Those parts of the report that contain factual information about the birth family should be shared with the relevant family members to enable them to confirm their accuracy and agree to it being passed on to a child in due course. Any such agreement should be clearly recorded on the child’s case record. Each of the child’s parents should be shown those parts of the report which set out their views and wishes, and given the opportunity, if they so wish, to express these in their own words. Where appropriate, the relevant sections of the Report should also be provided to the child. The parents should be asked to sign the Report and provide any written comments they wish to make.

Once the child’s social worker has completed the child’s CPR there are two options on Liberi – ‘Proceed to Start a Panel Meeting’ or ‘Proceed to Agency Decision Maker (see Paragraph 2.1 and Liberi Guidance – Adoption Panel & Agency Decision Making).

2.14

Presentation to the Adoption Panel - consideration of child - adoption with consent

(Contested adoption cases see Paragraph 2.15, Referral Directly to Agency Decision Maker - Consideration of Child - Contested Adoptions below).

See Liberi Guidance – Adoption Panel and Agency Decision Making.

See Paragraph 2.1 for circumstances when the case will be referred to the Adoption Panel, and when the case will be referred directly to the Agency Decision Make (where cases are referred directly to the Agency Decision Maker, Paragraph 2.14 does not apply and the procedure is set out in 2.15 below).

This referral must take place within 6 weeks of the completion of the Child's Permanence Report.

To enable the Adoption Panel to consider whether the child is suitable to be placed for adoption, the child's social worker must present the following reports:

  1. A front sheet stating what is being reported, the reports included, the recommendations sought and who will be attending Adoption Panel;
  2. The Child's Permanence Report (including the Medical Adviser's comments) signed by the child's social worker, the manager and the parent (if willing), and a photograph of the child, together with the parents' written comments (if any);
  3. The child's health report and the health information obtained in relation to the parents (where the Medical Adviser so advises);
  4. Legal advice about parental consent and the option of seeking a Placement Order;
  5. Where experts' assessments are available (including where they have been filed in Court proceedings), their contents and recommendations - even if not supportive of the adoption plan - should be presented to the Panel/Agency Decision Maker. The full reports should be presented unless they are voluminous, in which case, as a minimum, those sections setting out the experts' opinion, conclusions and recommendations should be provided. A written summary of such reports should only be provided if all parties to the court proceedings agree in writing that the summary is fair and accurate. Copies of the full reports should be available for Panel members (at the panel meeting) and the Agency Decision Maker to consult if desired.
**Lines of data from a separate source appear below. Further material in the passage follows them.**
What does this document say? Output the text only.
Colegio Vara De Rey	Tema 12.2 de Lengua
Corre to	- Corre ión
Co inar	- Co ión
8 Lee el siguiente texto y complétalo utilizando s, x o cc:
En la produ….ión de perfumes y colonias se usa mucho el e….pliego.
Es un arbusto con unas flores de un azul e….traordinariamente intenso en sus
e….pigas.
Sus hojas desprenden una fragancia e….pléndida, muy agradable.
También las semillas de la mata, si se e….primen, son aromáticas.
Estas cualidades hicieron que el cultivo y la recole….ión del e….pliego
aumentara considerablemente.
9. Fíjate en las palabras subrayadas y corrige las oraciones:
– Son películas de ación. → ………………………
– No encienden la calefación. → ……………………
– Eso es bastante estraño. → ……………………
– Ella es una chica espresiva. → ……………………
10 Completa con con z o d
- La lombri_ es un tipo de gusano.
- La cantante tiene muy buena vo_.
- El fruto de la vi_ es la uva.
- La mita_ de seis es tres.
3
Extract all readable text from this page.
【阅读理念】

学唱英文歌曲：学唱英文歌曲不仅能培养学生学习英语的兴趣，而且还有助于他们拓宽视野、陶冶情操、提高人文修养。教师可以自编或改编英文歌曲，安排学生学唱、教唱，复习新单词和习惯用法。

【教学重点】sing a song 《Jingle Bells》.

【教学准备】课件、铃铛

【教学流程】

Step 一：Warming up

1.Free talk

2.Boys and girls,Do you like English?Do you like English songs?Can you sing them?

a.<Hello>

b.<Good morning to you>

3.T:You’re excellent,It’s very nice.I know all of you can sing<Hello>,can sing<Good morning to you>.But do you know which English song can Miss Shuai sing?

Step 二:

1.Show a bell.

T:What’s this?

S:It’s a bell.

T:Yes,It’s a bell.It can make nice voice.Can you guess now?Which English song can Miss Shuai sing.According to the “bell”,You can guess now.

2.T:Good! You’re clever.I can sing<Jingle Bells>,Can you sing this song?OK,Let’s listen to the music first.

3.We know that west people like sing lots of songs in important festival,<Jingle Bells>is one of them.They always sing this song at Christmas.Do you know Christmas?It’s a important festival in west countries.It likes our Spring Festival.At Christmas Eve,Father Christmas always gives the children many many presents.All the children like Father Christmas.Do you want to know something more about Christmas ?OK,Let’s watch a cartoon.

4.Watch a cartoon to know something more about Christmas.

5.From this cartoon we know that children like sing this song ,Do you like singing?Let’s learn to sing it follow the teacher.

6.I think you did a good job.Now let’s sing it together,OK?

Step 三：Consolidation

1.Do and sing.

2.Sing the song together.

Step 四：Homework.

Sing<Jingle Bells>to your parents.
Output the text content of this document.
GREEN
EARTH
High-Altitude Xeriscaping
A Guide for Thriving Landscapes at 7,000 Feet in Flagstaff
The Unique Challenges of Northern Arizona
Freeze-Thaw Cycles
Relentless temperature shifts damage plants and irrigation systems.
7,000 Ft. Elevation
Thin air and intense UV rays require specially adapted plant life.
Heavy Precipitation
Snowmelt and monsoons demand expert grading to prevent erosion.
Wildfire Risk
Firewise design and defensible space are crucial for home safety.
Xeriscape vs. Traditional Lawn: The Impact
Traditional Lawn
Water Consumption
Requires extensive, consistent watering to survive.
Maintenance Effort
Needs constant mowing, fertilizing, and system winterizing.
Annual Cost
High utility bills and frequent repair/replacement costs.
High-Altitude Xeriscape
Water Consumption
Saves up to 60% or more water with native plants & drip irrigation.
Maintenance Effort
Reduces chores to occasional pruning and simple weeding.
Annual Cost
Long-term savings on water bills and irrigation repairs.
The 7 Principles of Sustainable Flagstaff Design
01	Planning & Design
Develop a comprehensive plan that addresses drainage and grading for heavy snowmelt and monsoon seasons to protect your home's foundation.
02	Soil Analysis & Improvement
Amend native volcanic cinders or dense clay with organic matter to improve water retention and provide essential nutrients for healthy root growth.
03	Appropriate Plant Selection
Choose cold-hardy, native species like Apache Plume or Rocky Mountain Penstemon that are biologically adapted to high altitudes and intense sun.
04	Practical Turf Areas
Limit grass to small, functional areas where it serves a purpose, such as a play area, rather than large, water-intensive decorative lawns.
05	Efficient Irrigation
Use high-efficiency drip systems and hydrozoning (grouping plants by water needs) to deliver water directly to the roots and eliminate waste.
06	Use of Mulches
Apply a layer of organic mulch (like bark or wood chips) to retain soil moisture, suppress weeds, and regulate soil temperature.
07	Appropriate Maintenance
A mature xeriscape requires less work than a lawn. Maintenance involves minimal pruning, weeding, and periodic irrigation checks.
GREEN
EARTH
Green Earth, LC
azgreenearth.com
The child's social worker will send the relevant reports to the Panel Administrator at least 10 working days before the relevant date of the Adoption Panel.

The child's social worker together with his or her manager if appropriate will attend the Panel meeting during consideration of the matter. Where a Children's Guardian has been appointed, consideration should be given to inviting the Children's Guardian to the Panel; however, there is no requirement upon the Panel to allow the children’s guardian to attend the Panel and make oral submissions. The report of the Children’s Guardian must not be disclosed without the leave of the court.

(N.B. Where the social worker is seeking a recommendation in relation to a proposed placement of the child with particular prospective adopters at the same time, the procedure set out in Section 9, Approval of Matching of Adoptive Parents must also be followed).

The Panel will consider the written reports and any additional information presented verbally. The Panel will make a recommendation to the Agency Decision Maker. Where the Panel recommends that the child should be placed for adoption, it must consider and may give advice as to future contact arrangements for the child and whether an application for a Placement Order should be made.

The recommendation and advice will be recorded in writing, together with reasons, in the Panel's minutes. A copy of the relevant minute must be held on the child's Adoption Case Record.

For cases which are presented to the Adoption Panel, the final minutes must be produced promptly and agreed by the Panel members and then sent to the Agency Decision Maker, together with the reports considered by the Panel, to allow the decision to be made within seven working days of receipt of the panel's recommendation and final set of panel minutes.

The Agency Decision Maker must record his or her decision in writing, together with reasons.

Where the Agency Decision Maker is minded to disagree with the Panel recommendation, he/she must first discuss the case with another senior officer with relevant experience, who must not be a Panel member. This discussion must be recorded and placed on the child's Adoption Case Record.

2.15

Referral directly to Agency Decision Maker Consideration of Child - Contested Adoptions

See Liberi Guidance - Adoption Panel and Agency Decision Making.

See Adoption Decision Making - ADM.

See Paragraph 2.1 for circumstances when the case will be referred to the Adoption Panel, and when the case will be referred directly to the Agency Decision Maker.

Where cases are to be referred directly to the Agency Decision Maker for a decision, a time should be booked with the Agency Decision Maker for the decision to be made and this should be a maximum of 2 months from the date when the adoption plan was ratified at the child's Child in Care Review. In order for the decision to be made within this timescale, the Agency Decision Maker should be sent the same reports and information as would be submitted to the Adoption Panel, as set out in Paragraph 2.14, Presentation to the Adoption Panel.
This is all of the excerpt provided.